The Athabasca River is the largest single source for water for the oil sands industry, and maximum allowable water use that could occur would consume 16% of the historical 7-day low river flow. Under the current water management framework for the Athabasca River, oil sands facilities are allocated 3.5% of the average annual river flow and use less than 1%. River flow has fallen about 25–30% since the mid-1970s as precipitation declined and industrial uses increased. There are few financial incentives to reduce water use, but Hrudey says the RSC deemed the regulatory mechanisms in place capable of managing this issue.
Studies have found that many toxics, such as PACs, antimony, arsenic, cadmium, chromium, copper, lead, mercury, selenium, and zinc, can occur at higher concentrations downstream of oil sands operations than upstream (in some cases all the way to Lake Athabasca), and some of these are elevated enough to kill fish. But it remains to be determined if oil sands operations are the primary cause of these higher levels.

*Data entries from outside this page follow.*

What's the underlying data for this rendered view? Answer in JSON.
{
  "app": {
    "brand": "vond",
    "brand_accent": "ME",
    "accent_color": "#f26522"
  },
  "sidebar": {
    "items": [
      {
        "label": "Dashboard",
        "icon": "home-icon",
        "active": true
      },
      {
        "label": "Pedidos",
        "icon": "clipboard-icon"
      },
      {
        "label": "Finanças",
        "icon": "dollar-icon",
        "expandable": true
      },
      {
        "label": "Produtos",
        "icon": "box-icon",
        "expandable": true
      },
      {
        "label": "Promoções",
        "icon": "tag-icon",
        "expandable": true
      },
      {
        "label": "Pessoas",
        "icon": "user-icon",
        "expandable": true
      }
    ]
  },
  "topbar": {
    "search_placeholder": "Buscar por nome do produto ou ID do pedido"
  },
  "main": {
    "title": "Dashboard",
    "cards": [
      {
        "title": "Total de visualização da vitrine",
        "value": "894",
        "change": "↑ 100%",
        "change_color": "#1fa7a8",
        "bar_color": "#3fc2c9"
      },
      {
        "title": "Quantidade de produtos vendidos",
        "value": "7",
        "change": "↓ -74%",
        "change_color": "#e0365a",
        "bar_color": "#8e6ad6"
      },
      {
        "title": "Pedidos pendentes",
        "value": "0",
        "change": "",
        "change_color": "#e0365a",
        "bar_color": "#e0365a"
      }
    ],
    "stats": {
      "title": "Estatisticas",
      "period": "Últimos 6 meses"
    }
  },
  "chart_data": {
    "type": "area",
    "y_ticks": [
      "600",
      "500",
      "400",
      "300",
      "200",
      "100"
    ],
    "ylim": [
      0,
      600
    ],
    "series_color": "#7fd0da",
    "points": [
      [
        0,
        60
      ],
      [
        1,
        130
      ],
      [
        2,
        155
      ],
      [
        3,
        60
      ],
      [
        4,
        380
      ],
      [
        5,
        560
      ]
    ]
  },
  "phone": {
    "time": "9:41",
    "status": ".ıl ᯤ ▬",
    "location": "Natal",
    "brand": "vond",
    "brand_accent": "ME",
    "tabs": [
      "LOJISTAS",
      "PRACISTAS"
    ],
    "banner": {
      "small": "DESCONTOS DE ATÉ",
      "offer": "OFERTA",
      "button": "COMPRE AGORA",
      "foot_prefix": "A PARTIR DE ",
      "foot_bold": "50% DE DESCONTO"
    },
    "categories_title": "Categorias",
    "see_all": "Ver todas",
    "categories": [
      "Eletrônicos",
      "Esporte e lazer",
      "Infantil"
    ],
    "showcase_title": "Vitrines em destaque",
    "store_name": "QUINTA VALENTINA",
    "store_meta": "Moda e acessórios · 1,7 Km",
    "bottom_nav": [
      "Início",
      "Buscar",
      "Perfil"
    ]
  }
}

Concentrations of toxic metals measured in the Athabasca River downstream of oil sands plants were much lower than Canadian requirements for drinking water.
Preparing for the Worst
Toxicity threats could become a major concern if there is a technological or natural disaster. A wide range of process accidents have already occurred, including numerous spills from processing plants and pipelines,23 fires and explosions at facilities, fires on wastewater ponds, and the deaths of more than 2,000 waterfowl that landed on various tailings ponds in multiple incidents.
Companies are required by law to submit environmental impact assessments (EIAs) that include plans for dealing with disasters, Davies says. But those paper plans don’t always reflect a comprehensive analysis of what could go wrong, considering actual past events, according to the RSC authors: “There have been large gaps in information submitted in EIAs that have not been required by the government nor provided by the companies, specifically dealing with consequences of technological disasters.” They also note that EIAs rarely address how a company will deal with extreme weather such as floods, torrential rains, high winds, bitter cold, and droughts and related forest fires.
Annual performance reports (assessments of the performance of oil sands tailings dams during operations and construction), independent dam safety reviews (which are required every five years), and emergency preparedness plans (descriptions of actions to be taken in the event a dam fails) are all available to the public through Alberta’s Freedom of Information and Protection of Privacy (FOIP) Act. Potter says emergency response plans (i.e., call-down lists or telephone trees) are the only documents that are not publicly available.